No es un monumento espectacular, pero ayuda a imaginar el ambiente de hace décadas: agua corriendo, conversaciones largas y la vida social del pueblo pasando por allí. Ese tipo de espacios dicen más del lugar que muchas placas conmemorativas.
Caminando por las calles también aparecen pequeñas fuentes, patios interiores y casas con macetas en los balcones. Nada preparado para el turismo; simplemente siguen ahí porque forman parte de la vida cotidiana.
Campo alrededor: viñas, pinar y caminos tranquilos
Los alrededores de Sinarcas son bastante agradecidos si te gusta caminar o moverte en bici. Hay caminos agrícolas y senderos que se meten entre pinos, encinas y campos de cultivo.
No hablamos de grandes rutas de montaña, sino de recorridos suaves por paisaje mediterráneo de interior. En ciertas épocas del año es fácil ver rapaces planeando sobre los campos —águilas, azores u otras especies habituales en la zona— y, con un poco de suerte, algo de fauna moviéndose entre los pinares.
Cuando llega el otoño, muchos vecinos salen a buscar setas por los montes cercanos. Es una costumbre bastante arraigada, aunque siempre con las precauciones y normas que marcan cada temporada.
Tierra de vino
Estando en la comarca de Utiel‑Requena, la vid forma parte del paisaje casi tanto como los pinos. Los campos alrededor del pueblo están llenos de viñedos y no es raro ver movimiento en época de vendimia.
La zona trabaja con variedades tradicionales de la comarca y muchos vinos se elaboran bajo la denominación Utiel‑Requena. Más que una actividad turística organizada, aquí el vino sigue siendo sobre todo parte de la economía local.
Lo que se come en casa
La cocina del pueblo tira de lo que siempre ha habido a mano. Migas hechas con pan del día anterior, embutidos curados, guisos de cuchara que se cocinan despacio.
Las verduras de huerta —cuando es temporada— y productos como almendras o aceite de oliva también aparecen mucho en la mesa. Es comida de interior valenciano: sencilla, contundente y pensada para jornadas largas de campo.
Fiestas y momentos en que el pueblo cambia de ritmo
En agosto llegan las fiestas dedicadas a la Virgen de la Asunción. Durante esos días el ambiente cambia bastante: música en la calle, actos populares y procesiones donde participa buena parte del pueblo.
Uno de los momentos que más suele comentarse es lo que aquí llaman la mojiganga, un desfile con disfraces y bastante sentido del humor. Es de esas tradiciones que entiendes mejor viéndolas que leyéndolas.
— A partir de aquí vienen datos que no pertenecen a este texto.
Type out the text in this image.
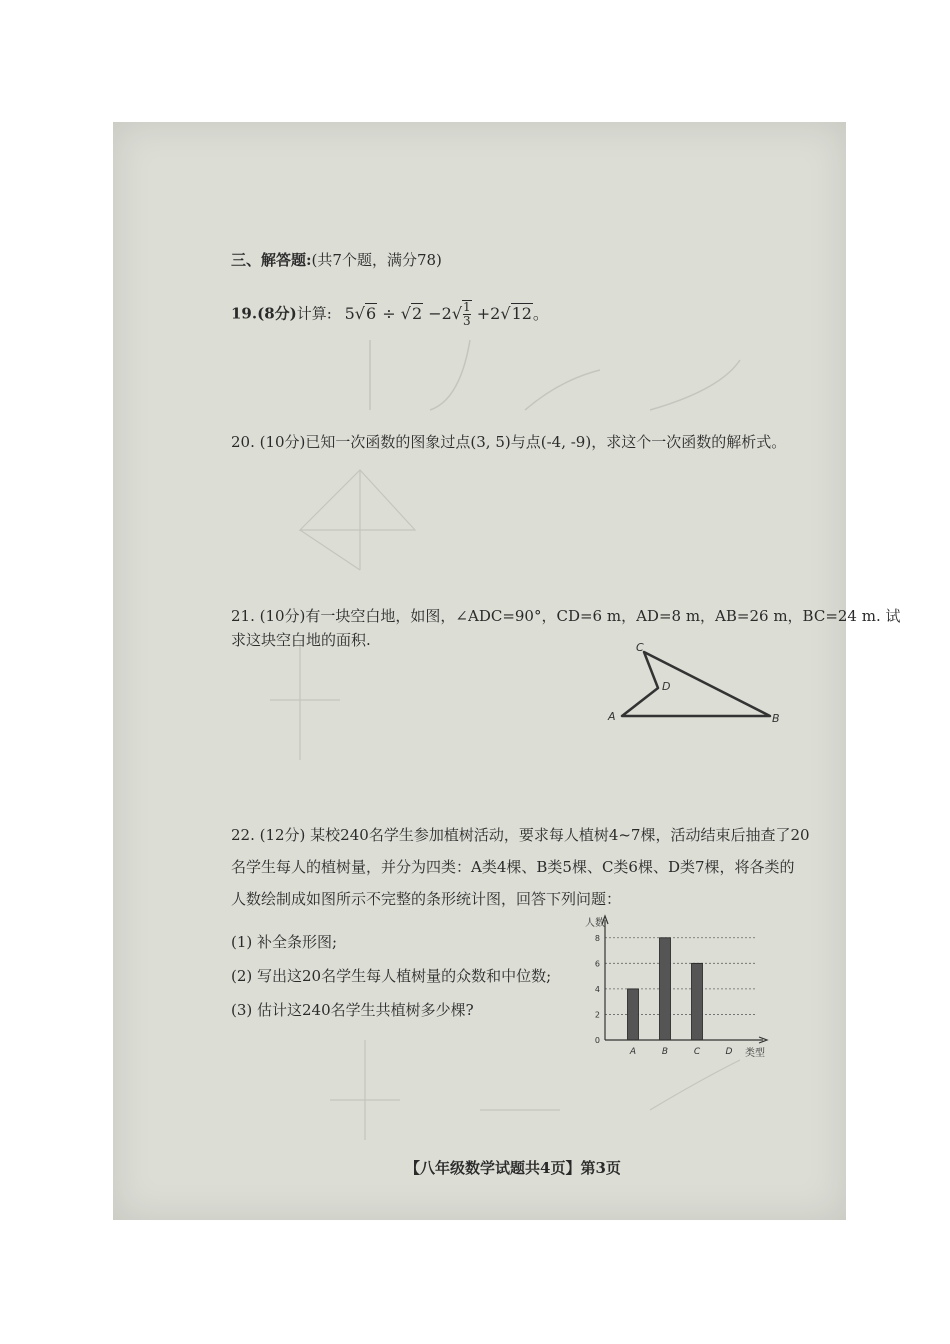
三、解答题:(共7个题，满分78)
19.(8分)计算: $5√6 \div √2 -2√ \frac{1}{3} +2√12$。
20. (10分)已知一次函数的图象过点(3, 5)与点(-4, -9)，求这个一次函数的解析式。
21. (10分)有一块空白地，如图，∠ADC=90°，CD=6 m，AD=8 m，AB=26 m，BC=24 m. 试
求这块空白地的面积.
A	B
C
D
22. (12分) 某校240名学生参加植树活动，要求每人植树4~7棵，活动结束后抽查了20
名学生每人的植树量，并分为四类：A类4棵、B类5棵、C类6棵、D类7棵，将各类的
人数绘制成如图所示不完整的条形统计图，回答下列问题：
(1) 补全条形图;
(2) 写出这20名学生每人植树量的众数和中位数;
(3) 估计这240名学生共植树多少棵?
0
2
4
6
8
A	B	C	D
人数
类型
【八年级数学试题共4页】第3页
En septiembre, cuando llega la vendimia, también hay actividades relacionadas con el vino y la cosecha. Y en Navidad el pueblo recupera un ambiente muy familiar, con belenes y celebraciones religiosas todavía bastante presentes.
Cuándo acercarse
Sinarcas se puede visitar en cualquier momento, pero cada estación cambia bastante el paisaje.
La primavera trae los campos más verdes después del invierno. El verano, gracias a la altitud, suele ser algo más llevadero que en otras zonas valencianas. En otoño las viñas y los montes cambian de color y el ambiente se vuelve más tranquilo. Y el invierno tiene ese aire de pueblo recogido donde la vida pasa más puertas adentro.
No es un lugar de grandes atracciones ni de planes constantes. Más bien es ese tipo de sitio al que vienes a bajar el ritmo un rato, caminar por el campo y entender cómo sigue funcionando un pueblo agrícola del interior valenciano. Si vienes con esa idea, Sinarcas encaja bastante bien.